The Independent Forestry Safety Review panel met workers, contractors, forestry managers and owners in Balclutha yesterday following the release of its public consultation document.

The panel is investigating the factors behind the number of injuries and fatalities in the forestry sector. Since 2008, 28 workers have been injured and two killed on forest blocks in Southland.

Panel chairman George Adams said: "All parts of the industry have to work together to ensure the forest is a safe place to work. It is about workers being able to go home at the end of a working day, every day."

Last year was particularly dreadful with 10 people killed nationwide, he said.

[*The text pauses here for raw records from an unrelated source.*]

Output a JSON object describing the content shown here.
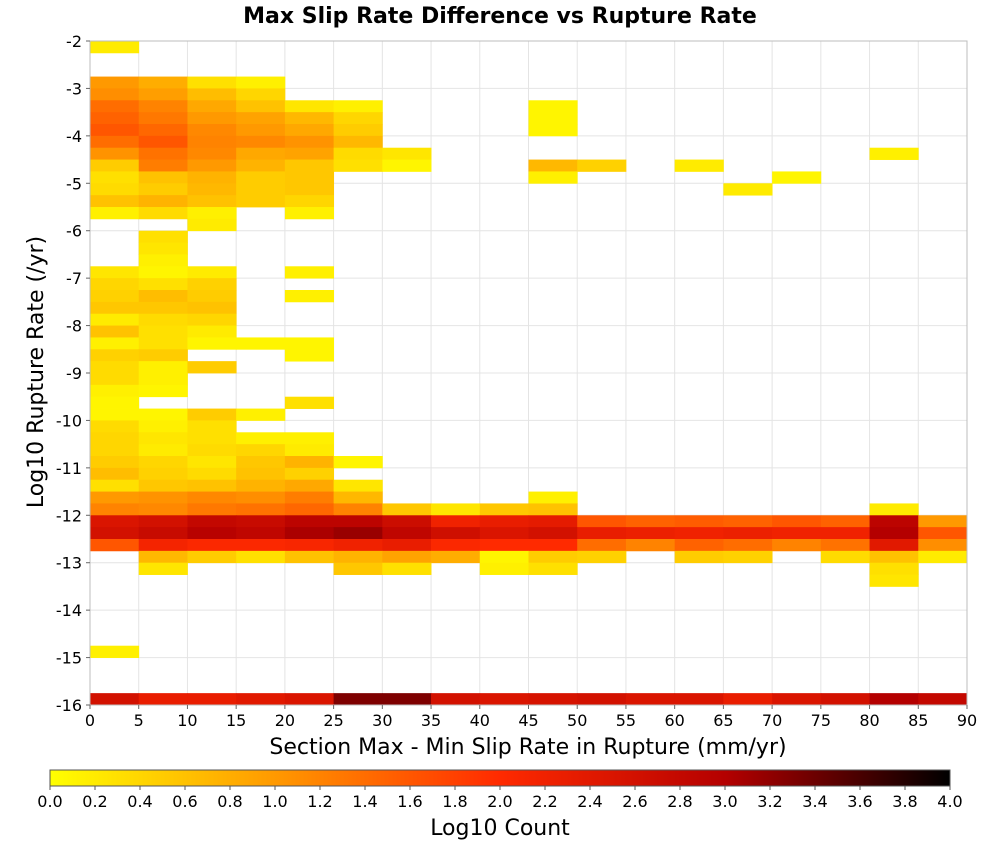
{
  "chart_data": {
    "type": "heatmap",
    "title": "Max Slip Rate Difference vs Rupture Rate",
    "xlabel": "Section Max - Min Slip Rate in Rupture (mm/yr)",
    "ylabel": "Log10 Rupture Rate (/yr)",
    "xlim": [
      0,
      90
    ],
    "ylim": [
      -16,
      -2
    ],
    "x_bin_width": 5,
    "y_bin_height": 0.25,
    "x_ticks": [
      "0",
      "5",
      "10",
      "15",
      "20",
      "25",
      "30",
      "35",
      "40",
      "45",
      "50",
      "55",
      "60",
      "65",
      "70",
      "75",
      "80",
      "85",
      "90"
    ],
    "y_ticks": [
      "-2",
      "-3",
      "-4",
      "-5",
      "-6",
      "-7",
      "-8",
      "-9",
      "-10",
      "-11",
      "-12",
      "-13",
      "-14",
      "-15",
      "-16"
    ],
    "grid": true,
    "colorbar": {
      "label": "Log10 Count",
      "range": [
        0.0,
        4.0
      ],
      "ticks": [
        "0.0",
        "0.2",
        "0.4",
        "0.6",
        "0.8",
        "1.0",
        "1.2",
        "1.4",
        "1.6",
        "1.8",
        "2.0",
        "2.2",
        "2.4",
        "2.6",
        "2.8",
        "3.0",
        "3.2",
        "3.4",
        "3.6",
        "3.8",
        "4.0"
      ],
      "placement": "bottom",
      "colors": [
        "#ffff00",
        "#ff9900",
        "#ff2a00",
        "#b40000",
        "#000000"
      ]
    },
    "cells_format": "[x_bin_start, y_bin_top, log10_count]",
    "cells": [
      [
        0,
        -2.0,
        0.2
      ],
      [
        0,
        -2.75,
        1.0
      ],
      [
        5,
        -2.75,
        0.8
      ],
      [
        10,
        -2.75,
        0.3
      ],
      [
        15,
        -2.75,
        0.15
      ],
      [
        0,
        -3.0,
        1.1
      ],
      [
        5,
        -3.0,
        0.95
      ],
      [
        10,
        -3.0,
        0.65
      ],
      [
        15,
        -3.0,
        0.4
      ],
      [
        0,
        -3.25,
        1.4
      ],
      [
        5,
        -3.25,
        1.2
      ],
      [
        10,
        -3.25,
        0.85
      ],
      [
        15,
        -3.25,
        0.6
      ],
      [
        20,
        -3.25,
        0.25
      ],
      [
        25,
        -3.25,
        0.15
      ],
      [
        0,
        -3.5,
        1.5
      ],
      [
        5,
        -3.5,
        1.3
      ],
      [
        10,
        -3.5,
        1.0
      ],
      [
        15,
        -3.5,
        0.9
      ],
      [
        20,
        -3.5,
        0.7
      ],
      [
        25,
        -3.5,
        0.4
      ],
      [
        45,
        -3.25,
        0.1
      ],
      [
        45,
        -3.5,
        0.1
      ],
      [
        0,
        -3.75,
        1.6
      ],
      [
        5,
        -3.75,
        1.45
      ],
      [
        10,
        -3.75,
        1.15
      ],
      [
        15,
        -3.75,
        1.0
      ],
      [
        20,
        -3.75,
        0.85
      ],
      [
        25,
        -3.75,
        0.5
      ],
      [
        45,
        -3.75,
        0.1
      ],
      [
        0,
        -4.0,
        1.4
      ],
      [
        5,
        -4.0,
        1.6
      ],
      [
        10,
        -4.0,
        1.2
      ],
      [
        15,
        -4.0,
        1.15
      ],
      [
        20,
        -4.0,
        1.05
      ],
      [
        25,
        -4.0,
        0.7
      ],
      [
        0,
        -4.25,
        1.05
      ],
      [
        5,
        -4.25,
        1.35
      ],
      [
        10,
        -4.25,
        1.15
      ],
      [
        15,
        -4.25,
        0.85
      ],
      [
        20,
        -4.25,
        0.9
      ],
      [
        25,
        -4.25,
        0.35
      ],
      [
        30,
        -4.25,
        0.25
      ],
      [
        80,
        -4.25,
        0.15
      ],
      [
        0,
        -4.5,
        0.5
      ],
      [
        5,
        -4.5,
        1.25
      ],
      [
        10,
        -4.5,
        1.0
      ],
      [
        15,
        -4.5,
        0.75
      ],
      [
        20,
        -4.5,
        0.55
      ],
      [
        25,
        -4.5,
        0.3
      ],
      [
        30,
        -4.5,
        0.1
      ],
      [
        45,
        -4.5,
        0.7
      ],
      [
        50,
        -4.5,
        0.45
      ],
      [
        60,
        -4.5,
        0.2
      ],
      [
        0,
        -4.75,
        0.3
      ],
      [
        5,
        -4.75,
        0.6
      ],
      [
        10,
        -4.75,
        0.75
      ],
      [
        15,
        -4.75,
        0.5
      ],
      [
        20,
        -4.75,
        0.55
      ],
      [
        45,
        -4.75,
        0.15
      ],
      [
        70,
        -4.75,
        0.1
      ],
      [
        0,
        -5.0,
        0.35
      ],
      [
        5,
        -5.0,
        0.5
      ],
      [
        10,
        -5.0,
        0.7
      ],
      [
        15,
        -5.0,
        0.5
      ],
      [
        20,
        -5.0,
        0.55
      ],
      [
        65,
        -5.0,
        0.2
      ],
      [
        0,
        -5.25,
        0.6
      ],
      [
        5,
        -5.25,
        0.75
      ],
      [
        10,
        -5.25,
        0.6
      ],
      [
        15,
        -5.25,
        0.5
      ],
      [
        20,
        -5.25,
        0.4
      ],
      [
        0,
        -5.5,
        0.15
      ],
      [
        5,
        -5.5,
        0.35
      ],
      [
        10,
        -5.5,
        0.15
      ],
      [
        20,
        -5.5,
        0.15
      ],
      [
        10,
        -5.75,
        0.2
      ],
      [
        5,
        -6.0,
        0.3
      ],
      [
        5,
        -6.25,
        0.25
      ],
      [
        5,
        -6.5,
        0.15
      ],
      [
        0,
        -6.75,
        0.25
      ],
      [
        5,
        -6.75,
        0.1
      ],
      [
        10,
        -6.75,
        0.2
      ],
      [
        20,
        -6.75,
        0.15
      ],
      [
        0,
        -7.0,
        0.4
      ],
      [
        5,
        -7.0,
        0.3
      ],
      [
        10,
        -7.0,
        0.45
      ],
      [
        0,
        -7.25,
        0.45
      ],
      [
        5,
        -7.25,
        0.65
      ],
      [
        10,
        -7.25,
        0.5
      ],
      [
        20,
        -7.25,
        0.15
      ],
      [
        0,
        -7.5,
        0.55
      ],
      [
        5,
        -7.5,
        0.55
      ],
      [
        10,
        -7.5,
        0.6
      ],
      [
        0,
        -7.75,
        0.2
      ],
      [
        5,
        -7.75,
        0.35
      ],
      [
        10,
        -7.75,
        0.4
      ],
      [
        0,
        -8.0,
        0.6
      ],
      [
        5,
        -8.0,
        0.3
      ],
      [
        10,
        -8.0,
        0.2
      ],
      [
        0,
        -8.25,
        0.15
      ],
      [
        5,
        -8.25,
        0.3
      ],
      [
        10,
        -8.25,
        0.1
      ],
      [
        15,
        -8.25,
        0.1
      ],
      [
        20,
        -8.25,
        0.1
      ],
      [
        0,
        -8.5,
        0.45
      ],
      [
        5,
        -8.5,
        0.5
      ],
      [
        20,
        -8.5,
        0.1
      ],
      [
        0,
        -8.75,
        0.35
      ],
      [
        5,
        -8.75,
        0.15
      ],
      [
        10,
        -8.75,
        0.5
      ],
      [
        0,
        -9.0,
        0.35
      ],
      [
        5,
        -9.0,
        0.15
      ],
      [
        0,
        -9.25,
        0.15
      ],
      [
        5,
        -9.25,
        0.1
      ],
      [
        0,
        -9.5,
        0.1
      ],
      [
        20,
        -9.5,
        0.3
      ],
      [
        0,
        -9.75,
        0.1
      ],
      [
        5,
        -9.75,
        0.1
      ],
      [
        10,
        -9.75,
        0.5
      ],
      [
        15,
        -9.75,
        0.15
      ],
      [
        0,
        -10.0,
        0.35
      ],
      [
        5,
        -10.0,
        0.15
      ],
      [
        10,
        -10.0,
        0.3
      ],
      [
        0,
        -10.25,
        0.4
      ],
      [
        5,
        -10.25,
        0.25
      ],
      [
        10,
        -10.25,
        0.3
      ],
      [
        15,
        -10.25,
        0.15
      ],
      [
        20,
        -10.25,
        0.15
      ],
      [
        0,
        -10.5,
        0.4
      ],
      [
        5,
        -10.5,
        0.2
      ],
      [
        10,
        -10.5,
        0.35
      ],
      [
        15,
        -10.5,
        0.4
      ],
      [
        20,
        -10.5,
        0.2
      ],
      [
        0,
        -10.75,
        0.5
      ],
      [
        5,
        -10.75,
        0.4
      ],
      [
        10,
        -10.75,
        0.25
      ],
      [
        15,
        -10.75,
        0.55
      ],
      [
        20,
        -10.75,
        0.75
      ],
      [
        25,
        -10.75,
        0.1
      ],
      [
        0,
        -11.0,
        0.65
      ],
      [
        5,
        -11.0,
        0.45
      ],
      [
        10,
        -11.0,
        0.35
      ],
      [
        15,
        -11.0,
        0.6
      ],
      [
        20,
        -11.0,
        0.45
      ],
      [
        0,
        -11.25,
        0.3
      ],
      [
        5,
        -11.25,
        0.55
      ],
      [
        10,
        -11.25,
        0.6
      ],
      [
        15,
        -11.25,
        0.75
      ],
      [
        20,
        -11.25,
        0.85
      ],
      [
        25,
        -11.25,
        0.25
      ],
      [
        0,
        -11.5,
        1.0
      ],
      [
        5,
        -11.5,
        1.05
      ],
      [
        10,
        -11.5,
        1.15
      ],
      [
        15,
        -11.5,
        1.1
      ],
      [
        20,
        -11.5,
        1.25
      ],
      [
        25,
        -11.5,
        0.7
      ],
      [
        45,
        -11.5,
        0.15
      ],
      [
        0,
        -11.75,
        1.2
      ],
      [
        5,
        -11.75,
        1.15
      ],
      [
        10,
        -11.75,
        1.3
      ],
      [
        15,
        -11.75,
        1.35
      ],
      [
        20,
        -11.75,
        1.45
      ],
      [
        25,
        -11.75,
        1.2
      ],
      [
        30,
        -11.75,
        0.55
      ],
      [
        35,
        -11.75,
        0.25
      ],
      [
        40,
        -11.75,
        0.55
      ],
      [
        45,
        -11.75,
        0.6
      ],
      [
        80,
        -11.75,
        0.2
      ],
      [
        0,
        -12.0,
        2.5
      ],
      [
        5,
        -12.0,
        2.6
      ],
      [
        10,
        -12.0,
        2.8
      ],
      [
        15,
        -12.0,
        2.75
      ],
      [
        20,
        -12.0,
        2.9
      ],
      [
        25,
        -12.0,
        2.9
      ],
      [
        30,
        -12.0,
        2.7
      ],
      [
        35,
        -12.0,
        2.2
      ],
      [
        40,
        -12.0,
        2.3
      ],
      [
        45,
        -12.0,
        2.35
      ],
      [
        50,
        -12.0,
        1.6
      ],
      [
        55,
        -12.0,
        1.5
      ],
      [
        60,
        -12.0,
        1.55
      ],
      [
        65,
        -12.0,
        1.5
      ],
      [
        70,
        -12.0,
        1.6
      ],
      [
        75,
        -12.0,
        1.5
      ],
      [
        80,
        -12.0,
        2.9
      ],
      [
        85,
        -12.0,
        1.0
      ],
      [
        0,
        -12.25,
        2.6
      ],
      [
        5,
        -12.25,
        2.75
      ],
      [
        10,
        -12.25,
        2.95
      ],
      [
        15,
        -12.25,
        2.85
      ],
      [
        20,
        -12.25,
        3.05
      ],
      [
        25,
        -12.25,
        3.15
      ],
      [
        30,
        -12.25,
        2.85
      ],
      [
        35,
        -12.25,
        2.65
      ],
      [
        40,
        -12.25,
        2.5
      ],
      [
        45,
        -12.25,
        2.6
      ],
      [
        50,
        -12.25,
        2.3
      ],
      [
        55,
        -12.25,
        2.25
      ],
      [
        60,
        -12.25,
        2.2
      ],
      [
        65,
        -12.25,
        2.25
      ],
      [
        70,
        -12.25,
        2.2
      ],
      [
        75,
        -12.25,
        2.2
      ],
      [
        80,
        -12.25,
        3.0
      ],
      [
        85,
        -12.25,
        1.6
      ],
      [
        0,
        -12.5,
        1.6
      ],
      [
        5,
        -12.5,
        2.15
      ],
      [
        10,
        -12.5,
        2.05
      ],
      [
        15,
        -12.5,
        2.05
      ],
      [
        20,
        -12.5,
        2.1
      ],
      [
        25,
        -12.5,
        2.2
      ],
      [
        30,
        -12.5,
        2.3
      ],
      [
        35,
        -12.5,
        2.05
      ],
      [
        40,
        -12.5,
        2.0
      ],
      [
        45,
        -12.5,
        2.0
      ],
      [
        50,
        -12.5,
        1.4
      ],
      [
        55,
        -12.5,
        1.2
      ],
      [
        60,
        -12.5,
        1.5
      ],
      [
        65,
        -12.5,
        1.4
      ],
      [
        70,
        -12.5,
        1.2
      ],
      [
        75,
        -12.5,
        1.35
      ],
      [
        80,
        -12.5,
        2.4
      ],
      [
        85,
        -12.5,
        1.1
      ],
      [
        5,
        -12.75,
        0.7
      ],
      [
        10,
        -12.75,
        0.5
      ],
      [
        15,
        -12.75,
        0.3
      ],
      [
        20,
        -12.75,
        0.6
      ],
      [
        25,
        -12.75,
        0.75
      ],
      [
        30,
        -12.75,
        0.9
      ],
      [
        35,
        -12.75,
        0.8
      ],
      [
        40,
        -12.75,
        0.1
      ],
      [
        45,
        -12.75,
        0.5
      ],
      [
        50,
        -12.75,
        0.45
      ],
      [
        60,
        -12.75,
        0.5
      ],
      [
        65,
        -12.75,
        0.45
      ],
      [
        75,
        -12.75,
        0.35
      ],
      [
        80,
        -12.75,
        0.6
      ],
      [
        85,
        -12.75,
        0.2
      ],
      [
        5,
        -13.0,
        0.25
      ],
      [
        25,
        -13.0,
        0.55
      ],
      [
        30,
        -13.0,
        0.3
      ],
      [
        40,
        -13.0,
        0.15
      ],
      [
        45,
        -13.0,
        0.3
      ],
      [
        80,
        -13.0,
        0.3
      ],
      [
        80,
        -13.25,
        0.25
      ],
      [
        0,
        -14.75,
        0.15
      ],
      [
        0,
        -15.75,
        2.6
      ],
      [
        5,
        -15.75,
        2.3
      ],
      [
        10,
        -15.75,
        2.3
      ],
      [
        15,
        -15.75,
        2.4
      ],
      [
        20,
        -15.75,
        2.5
      ],
      [
        25,
        -15.75,
        3.3
      ],
      [
        30,
        -15.75,
        3.3
      ],
      [
        35,
        -15.75,
        2.6
      ],
      [
        40,
        -15.75,
        2.5
      ],
      [
        45,
        -15.75,
        2.55
      ],
      [
        50,
        -15.75,
        2.6
      ],
      [
        55,
        -15.75,
        2.5
      ],
      [
        60,
        -15.75,
        2.5
      ],
      [
        65,
        -15.75,
        2.3
      ],
      [
        70,
        -15.75,
        2.5
      ],
      [
        75,
        -15.75,
        2.6
      ],
      [
        80,
        -15.75,
        3.0
      ],
      [
        85,
        -15.75,
        2.8
      ]
    ]
  }
}
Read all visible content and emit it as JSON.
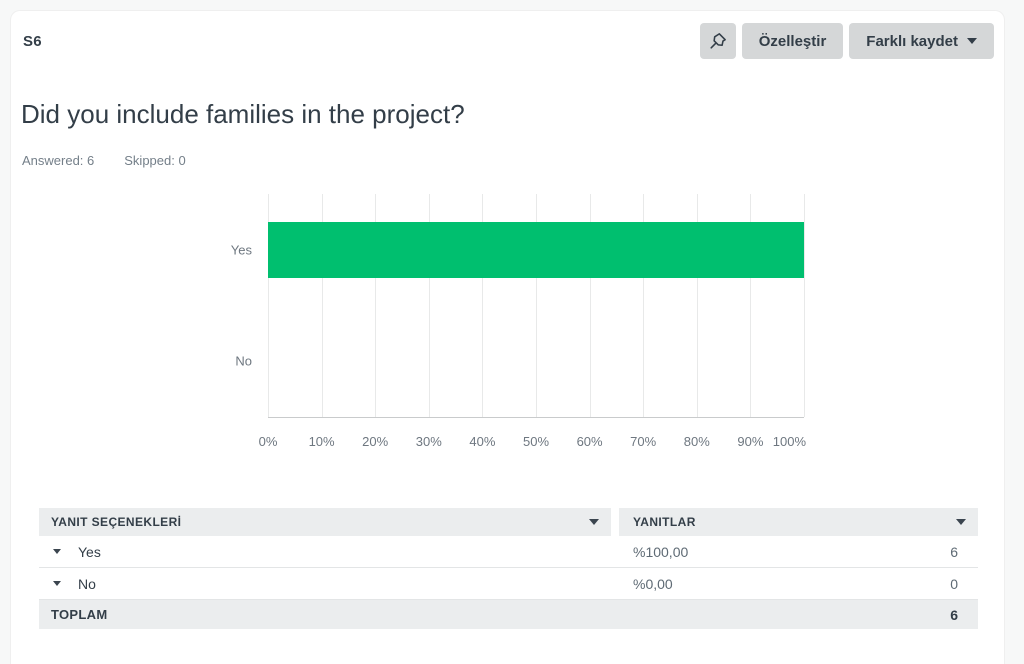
{
  "header": {
    "question_number": "S6"
  },
  "toolbar": {
    "customize_label": "Özelleştir",
    "save_as_label": "Farklı kaydet"
  },
  "question": {
    "title": "Did you include families in the project?",
    "answered": "Answered: 6",
    "skipped": "Skipped: 0"
  },
  "chart_data": {
    "type": "bar",
    "orientation": "horizontal",
    "categories": [
      "Yes",
      "No"
    ],
    "values": [
      100,
      0
    ],
    "value_unit": "%",
    "xlim": [
      0,
      100
    ],
    "x_tick_labels": [
      "0%",
      "10%",
      "20%",
      "30%",
      "40%",
      "50%",
      "60%",
      "70%",
      "80%",
      "90%",
      "100%"
    ],
    "grid": true,
    "legend": false,
    "bar_color": "#00BF6F",
    "title": "",
    "xlabel": "",
    "ylabel": ""
  },
  "table": {
    "headers": [
      {
        "label": "YANIT SEÇENEKLERİ"
      },
      {
        "label": "YANITLAR"
      }
    ],
    "rows": [
      {
        "option": "Yes",
        "percent": "%100,00",
        "count": "6"
      },
      {
        "option": "No",
        "percent": "%0,00",
        "count": "0"
      }
    ],
    "total_label": "TOPLAM",
    "total_value": "6"
  },
  "colors": {
    "accent_green": "#00BF6F",
    "text_dark": "#333E48",
    "text_gray": "#6E7780",
    "button_bg": "#D5D7D8",
    "table_header_bg": "#EBEDEE",
    "page_bg": "#F7F8F8"
  }
}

Safety gaps, harsh working conditions and training requirements were all highlighted in the review's consultation document.

About 40 owners, managers and contractors attended yesterday's meeting in Balclutha.

A shortage of the trainers and assessors needed to train forestry crews was raised more than once.

One participant said there was a need to have people assessing crews and closing them down if they did not meet standards, "if we want to stop people getting hurt".

Another said the value of a trained forestry worker was often overlooked.

Inserting standard health and safety requirements into contracts between forest owners or managers and logging contractors might also "weed out some of the cowboys", another suggested.

The panel will also hold meetings in Whangarei, Gisborne, Nelson, Christchurch and Rotorua.